El tabaco también pervive incardinado en los clásicos del film noir, tanto o más que la gabardina y la Smith & Wesson. En otro ensayo de la literatura ahumada, titulado Puro humo (Lumen, 2000), Guillermo Cabrera Infante sentenció que el gran secundario Edward G. Robinson fue "el mejor fumador de puros de la historia del cine" (con la venia de Orson Welles). El habano, por cierto, es también Churchill, Groucho Marx y la revolución cubana, mal que le pese al anticastrista cinéfilo, quien sostuvo a su vez que, entre las mujeres, Bette Davis fue "la mejor expulsadora de humo".

¡Ah, aquellas divas! Fumaban en largas boquillas o dejaban su impronta de carmín en el filtro, entornando los ojos, mirada de fuego bajo los párpados y corazón de hielo en el pecho. Mujeres de armas tomar, una imagen que aquí se encargó de acuñar Saritísima Montiel en El último cuplé (1957): "Tendida en la chaise longue, fumaaaaar y amaaaaar". Aunque Hollywood y la industria publicitaria se adueñaron y explotaron el concepto de mujer fatal, en realidad el invento se importó desde la Alemania de los años treinta, cuando Josef von Sternberg colocó frente a la cámara a Marlene Dietrich en El ángel azul. La erótica, atractiva y maligna Lola Lola.

Desde que Rodrigo de Xeres (o Jerez) fue el primero en avistar a los hombres-chimenea en la isla de Cuba, durante uno de los viajes de Colón, el hábito de fumar parece indisociable del acto de escribir. Henry Miller, Ernest Hemingway, Juan Carlos Onetti, Albert Camus o Jean-Paul Sartre, si bien los irritantes amigos de lo políticamente correcto le borraron el cigarrillo que el filósofo sostuvo siempre entre los dedos -¿era Gitanes?, ¿o Gauloises?- para el cartel y el catálogo de la exposición con la que la Biblioteca Nacional Francesa conmemoró su centenario en 2005. Para los anales quedan el afán adjetivador de Josep Pla, cuando liaba su picadura, y la novela de Italo Svevo La conciencia de Zeno (1923) sobre la imposibilidad de la última sigarreta.

Una señora fumando

Cuando se empieza a cuestionar el papel tradicional asignado a la mujer (marido, cocina, niños), las féminas se lanzan de cabeza al vicio como salvoconducto aspiracional para una vida más libre y plena. Lo narra de forma magistral la uruguaya Cristina Peri Rossi, en Cuando fumar era un placer (Lumen, 2003). En 1951, con 10 años, la escritora ve a una señora fumando en un bar de Montevideo y se dice: "Yo voy a ser esa mujer que fuma, sola, sentada ante una taza de café, mientras mira crecer la noche, mientras observa el tránsito de la calle y sueña con otros paisajes, sueña con citas apasionadas que van a ocurrir poco después". Un libro que está lleno de reflexiones, retazos biográficos y algún verso: "Dejar de fumar/ ha sido tan duro/ tan doloroso/ como dejar de amarte".

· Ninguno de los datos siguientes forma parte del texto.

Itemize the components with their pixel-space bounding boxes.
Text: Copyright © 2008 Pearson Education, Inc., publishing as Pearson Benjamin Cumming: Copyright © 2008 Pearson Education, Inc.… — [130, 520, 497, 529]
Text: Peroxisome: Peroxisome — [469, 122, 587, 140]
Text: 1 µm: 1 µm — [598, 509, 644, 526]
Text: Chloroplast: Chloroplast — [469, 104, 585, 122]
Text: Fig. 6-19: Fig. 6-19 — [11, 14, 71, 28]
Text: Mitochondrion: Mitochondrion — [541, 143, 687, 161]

Los exfumadores empedernidos, como Peri Rossi, conocen bien el inmenso goce de exhalar una densa bocanada con la cabeza echada hacia atrás, mientras las volutas se enroscan sobre sí mismas en busca de lo imposible. A pesar del cáncer, de las multimillonarias demandas contra las tabacaleras, el cine siguió enganchado al pitillo, y John Travolta y Uma Thurman constituyeron una espléndida pareja fumona en Pulp fiction (1994), tanto como Sean Young intentando demostrar a Harrison Ford que no era una androide en Blade runner (1982). ¿Qué tendrá el vicio? Que se lo pregunten a Don Draper ( Mad men) o al cineasta David Lynch, que sigue echando humo como la chimenea de una térmica. Fumar acerca a lo sublime, a la belleza oscura que se mece sobre el precipicio. Es un desafío maniatado. Como dice el chileno Alejandro Zambra, parafraseando al editor Rocco Alesina, "el humo no mata, acompaña hacia la muerte".